Apple Pay – la risposta che stavamo aspettando?

Visto che l’attore protagonista è lo smartphone, non potevano mancare i colossi hi-tech che lo hanno, per così dire, “inventato” e ne hanno decretato il successo: Google, Apple e, recentemente, Samsung sono scesi in campo, ognuno con la propria soluzione di mobile payment.

Quella che personalmente considero più promettente e degna di nota è Apple Pay, il sistema di pagamento mobile del gigante di Cupertino, presentato nel 2014 e attivo in diversi paesi del mondo (ma non ancora in Italia)[1] che fa della semplicità d’uso e della sicurezza i suoi punti di forza; Apple Pay si inserisce nei servizi di mobile proximity payment, ma con l’impronta digitale si può anche comprare online, senza dover digitare password o numeri di carta e quest’anno potrebbe introdurre i pagamenti P2P. (Rusconi, 2015)

In tema di usabilità, diverse soluzioni proposte dagli operatori telefonici in materia di mobile payment costringono l’utente a cambiare la SIM con una compatibile con i servizi di pagamento, scaricare l’App dedicata, inserire dati, numeri di carta, cercare un esercente che aderisca al servizio e poi (forse) sarà in grado di pagare tramite il suo smartphone. E se si cambia gestore o servizio, bisogna ripetere la trafila.

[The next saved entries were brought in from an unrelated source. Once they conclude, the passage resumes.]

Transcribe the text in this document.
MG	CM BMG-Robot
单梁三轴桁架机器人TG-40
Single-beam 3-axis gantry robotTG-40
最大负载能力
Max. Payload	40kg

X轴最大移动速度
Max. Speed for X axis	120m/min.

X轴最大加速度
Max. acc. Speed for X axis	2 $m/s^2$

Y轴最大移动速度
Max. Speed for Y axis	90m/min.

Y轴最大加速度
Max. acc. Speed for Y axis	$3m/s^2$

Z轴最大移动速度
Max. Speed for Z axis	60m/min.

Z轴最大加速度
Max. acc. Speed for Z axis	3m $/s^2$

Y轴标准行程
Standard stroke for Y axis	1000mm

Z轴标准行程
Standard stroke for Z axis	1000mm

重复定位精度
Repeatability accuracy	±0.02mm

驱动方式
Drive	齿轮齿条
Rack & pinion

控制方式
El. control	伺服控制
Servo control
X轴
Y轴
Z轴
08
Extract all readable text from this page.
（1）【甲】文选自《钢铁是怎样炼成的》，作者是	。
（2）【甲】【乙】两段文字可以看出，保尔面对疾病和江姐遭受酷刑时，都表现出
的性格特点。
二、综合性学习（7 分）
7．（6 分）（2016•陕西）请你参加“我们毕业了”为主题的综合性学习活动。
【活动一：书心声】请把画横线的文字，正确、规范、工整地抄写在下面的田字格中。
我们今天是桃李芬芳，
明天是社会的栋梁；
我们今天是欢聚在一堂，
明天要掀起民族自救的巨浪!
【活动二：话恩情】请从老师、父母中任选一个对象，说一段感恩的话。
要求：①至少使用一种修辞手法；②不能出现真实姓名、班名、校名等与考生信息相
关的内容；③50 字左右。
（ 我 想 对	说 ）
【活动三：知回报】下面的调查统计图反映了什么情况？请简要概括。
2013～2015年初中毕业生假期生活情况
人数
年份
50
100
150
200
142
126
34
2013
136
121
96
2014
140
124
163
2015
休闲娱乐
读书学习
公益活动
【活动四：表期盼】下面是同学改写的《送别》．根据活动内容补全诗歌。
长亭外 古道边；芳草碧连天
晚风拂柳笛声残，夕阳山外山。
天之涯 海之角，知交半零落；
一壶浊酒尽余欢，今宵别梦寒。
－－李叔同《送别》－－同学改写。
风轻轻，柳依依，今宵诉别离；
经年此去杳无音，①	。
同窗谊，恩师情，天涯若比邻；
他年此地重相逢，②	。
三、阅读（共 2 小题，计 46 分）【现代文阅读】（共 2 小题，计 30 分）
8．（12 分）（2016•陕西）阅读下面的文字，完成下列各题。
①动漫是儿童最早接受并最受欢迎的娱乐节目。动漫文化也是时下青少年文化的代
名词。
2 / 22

Con Apple Pay non servono cambi di SIM e niente necessità di utilizzare app dedicate, perché l’operazione di pagamento è stata integrata nel sistema operativo, di cui risulta una naturale estensione. Per pagare, basta avvicinare l’iPhone al POS del negoziante e poggiare il dito nel lettore di impronte digitali; una vibrazione ci avvisa dell’avvenuto pagamento, senza nemmeno dover guardare il display dello smartphone.

Un altro problema ravvisato dagli utenti nei pagamenti mobile è la sicurezza delle transazioni; molti non si fidano infatti di utilizzare uno smartphone per pagare: cosa succede ai dati importanti, come i numeri delle carte di credito, se questo venisse rubato? Apple Pay fa largo uso di crittografia e non utilizza mai i veri dati dell’utente. Sull’iPhone la carta viene associata ad un codice (il Device Account Number) assegnato dal servizio, unico per ogni utente e memorizzato in maniera sicura su un chip speciale del cellulare (il Secure Element). Al momento del pagamento, è il Device Account Number che viene scambiato con il POS insieme con ulteriore codice di sicurezza dinamico, specifico per quella transazione[2]  e convalidato dai valori biometrici acquisiti dal lettore di impronte digitali integrato nel telefono. Apple, poi, non ospita i dati sui propri server, a differenza di Google Wallet che usa il cloud.  (Longo, 2014)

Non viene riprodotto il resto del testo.